Recently published data indicate that the average businessperson has 3.5 such mobile devices – a laptop, a tablet or netbook and one or two cellular phones. This number has doubled in three years and, in all likelihood, will continue to grow.
Perhaps this is one reason why so many security professionals are focused on controlling and, in particular, remote wiping physical endpoints. Even more surprising is the anecdotal evidence that security professionals are willing to allocate up to a third of their MDM budgets to this one effort. On the surface, this seems to be a reasonable approach to protection of remote data at rest. The algorithm is simple: If confidential data on a mobile device is threatened, then nuke it.
The truth, however, is that when used as a security control, remote wiping represents a conventional way of attempting to solve a problem that is no longer conventional.
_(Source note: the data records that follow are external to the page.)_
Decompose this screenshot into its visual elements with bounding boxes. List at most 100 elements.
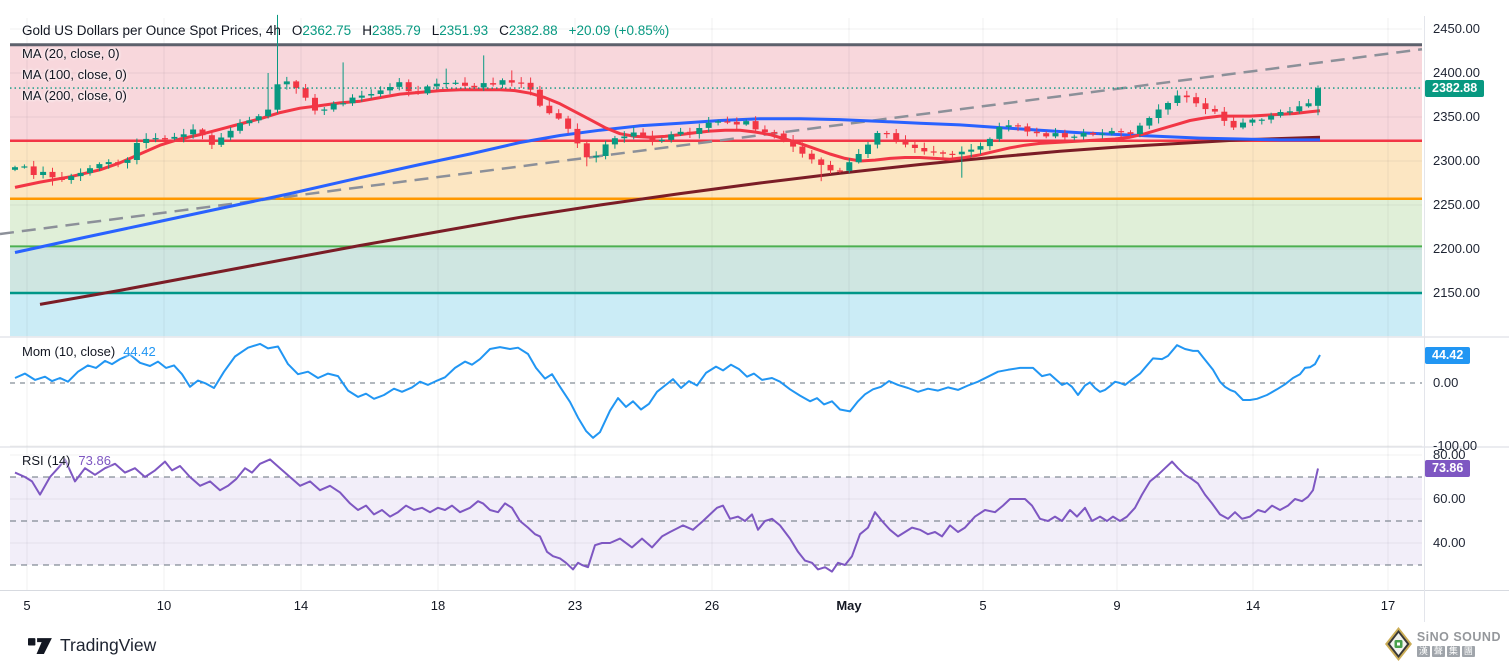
rsi-label[interactable]: RSI (14) 73.86 [22, 453, 111, 468]
candle-body [1258, 119, 1265, 121]
candle-body [208, 135, 215, 145]
candle-body [996, 127, 1003, 139]
candle-body [433, 83, 440, 87]
candle-body [1071, 136, 1078, 138]
candle-body [415, 91, 422, 94]
ohlc-key: H [362, 22, 372, 38]
candle-body [1136, 125, 1143, 134]
candle-body [152, 138, 159, 140]
candle-body [780, 133, 787, 141]
candle-body [143, 138, 150, 143]
candle-body [162, 138, 168, 140]
candle-body [199, 129, 206, 136]
candle-body [715, 121, 722, 123]
time-scale[interactable]: 5 10 14 18 23 26 May 5 9 14 17 [0, 591, 1509, 623]
candle-body [1193, 97, 1200, 104]
candle-body [1052, 133, 1059, 137]
candle-body [602, 144, 609, 156]
momentum-badge: 44.42 [1425, 347, 1471, 364]
candle-body [1286, 111, 1293, 113]
candle-body [818, 159, 825, 165]
candle-body [1155, 109, 1162, 118]
sinosound-char: 聲 [1431, 645, 1445, 657]
sinosound-char: 集 [1446, 645, 1460, 657]
candle-body [68, 176, 75, 180]
candle-body [1277, 112, 1284, 116]
time-tick-label: 17 [1380, 598, 1396, 613]
candle-body [424, 86, 431, 94]
candle-body [668, 134, 675, 140]
candle-body [124, 159, 131, 163]
candle-body [368, 94, 375, 96]
trendline-dashed[interactable] [0, 47, 1423, 236]
ma20-label[interactable]: MA (20, close, 0) [22, 46, 120, 61]
ma200-label[interactable]: MA (200, close, 0) [22, 88, 127, 103]
candle-body [546, 105, 553, 114]
candle-body [490, 83, 497, 85]
candles [12, 14, 1321, 186]
momentum-label[interactable]: Mom (10, close) 44.42 [22, 344, 156, 359]
candle-body [1061, 133, 1068, 138]
time-tick-label: 18 [430, 598, 446, 613]
candle-body [49, 171, 56, 178]
candle-body [30, 166, 37, 175]
time-tick-label: 5 [979, 598, 987, 613]
candle-body [1221, 111, 1228, 121]
tradingview-logo[interactable]: TradingView [28, 635, 156, 656]
price-scale[interactable]: 2382.88 44.42 73.86 2450.00 2400.00 2350.0… [1425, 0, 1509, 622]
candle-body [968, 149, 975, 152]
candle-body [583, 143, 590, 158]
candle-body [40, 171, 47, 175]
candle-body [743, 121, 750, 125]
candle-body [1183, 95, 1190, 98]
candle-body [761, 129, 768, 133]
candle-body [1315, 88, 1321, 106]
price-zone [10, 198, 1422, 247]
candle-body [265, 109, 272, 117]
candle-body [480, 83, 487, 88]
price-zone [10, 246, 1422, 293]
symbol-title[interactable]: Gold US Dollars per Ounce Spot Prices, 4… [22, 22, 281, 38]
candle-body [902, 139, 909, 145]
candle-body [808, 153, 815, 160]
time-tick-label: 26 [704, 598, 720, 613]
price-tick-label: 2350.00 [1433, 109, 1480, 124]
candle-body [1015, 125, 1021, 127]
candle-body [1174, 95, 1181, 103]
sinosound-char: 漢 [1416, 645, 1430, 657]
ohlc-value: 2385.79 [371, 22, 421, 38]
candle-body [640, 132, 647, 136]
candle-body [1296, 106, 1303, 112]
candle-body [377, 90, 384, 94]
candle-body [452, 82, 459, 84]
candle-body [171, 136, 178, 139]
candle-body [1240, 122, 1246, 128]
candle-body [405, 82, 412, 92]
candle-body [611, 138, 618, 145]
candle-body [77, 172, 84, 177]
candle-body [1033, 131, 1040, 134]
rsi-line[interactable] [14, 458, 1319, 573]
candle-body [518, 82, 525, 84]
candle-body [340, 103, 347, 105]
candle-body [527, 82, 534, 90]
ma100-label[interactable]: MA (100, close, 0) [22, 67, 127, 82]
candle-body [986, 138, 993, 147]
candle-body [649, 135, 656, 141]
sinosound-chinese-name: 漢聲集團 [1416, 645, 1501, 657]
candle-body [827, 164, 834, 171]
candle-body [133, 143, 140, 160]
ohlc-value: 2382.88 [508, 22, 558, 38]
candle-body [237, 123, 243, 131]
candle-body [302, 88, 309, 98]
ma200-line[interactable] [39, 135, 1321, 306]
candle-body [630, 132, 637, 137]
rsi-tick-label: 60.00 [1433, 491, 1466, 506]
candle-body [536, 89, 543, 106]
candle-body [686, 131, 693, 134]
ohlc-key: L [431, 22, 440, 38]
momentum-line[interactable] [14, 342, 1321, 439]
candle-body [565, 118, 572, 129]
This is particularly true when – as is often the case – the mobile device is owned by the employee. Even when implemented and managed correctly (the exception – not the rule), remote wipe does not lower risk in any significant way; it obfuscates the workable processes that do function to protect remote confidential data and creates the potential for very real privacy-related litigation (When Your Company Kills Your iPhone).
MDM is not the Issue
I can imagine that if an employee at one of the 60 or so Mobile Device Management (MDM) companies that have popped up recently were to read the paragraph above, they might disagree with me at best or offer to pay for a hanging rope at worst. I wouldn’t blame them. However, I would argue that they are missing my point. I’m all for management of mobile devices. If a device is granted access to corporate information resources, then it needs to have user/group access and password policies enforced, it needs to be tagged, tracked, logged, backed up – all of the normal and proper asset management procedures should apply to any device, regardless of its type or location.
With this in mind, enterprise IT and IT security must leverage the increasing consumerization of mobile devices in order to maximize corporate profitability, while simultaneously protecting corporate information assets.
There is real dissonance here. MDM vendors have (naturally) taken advantage of this conflict and have, in many cases, pushed their particular solutions past those solutions intended design parameters – management – into security, primarily by integrating some type of remote wipe capability.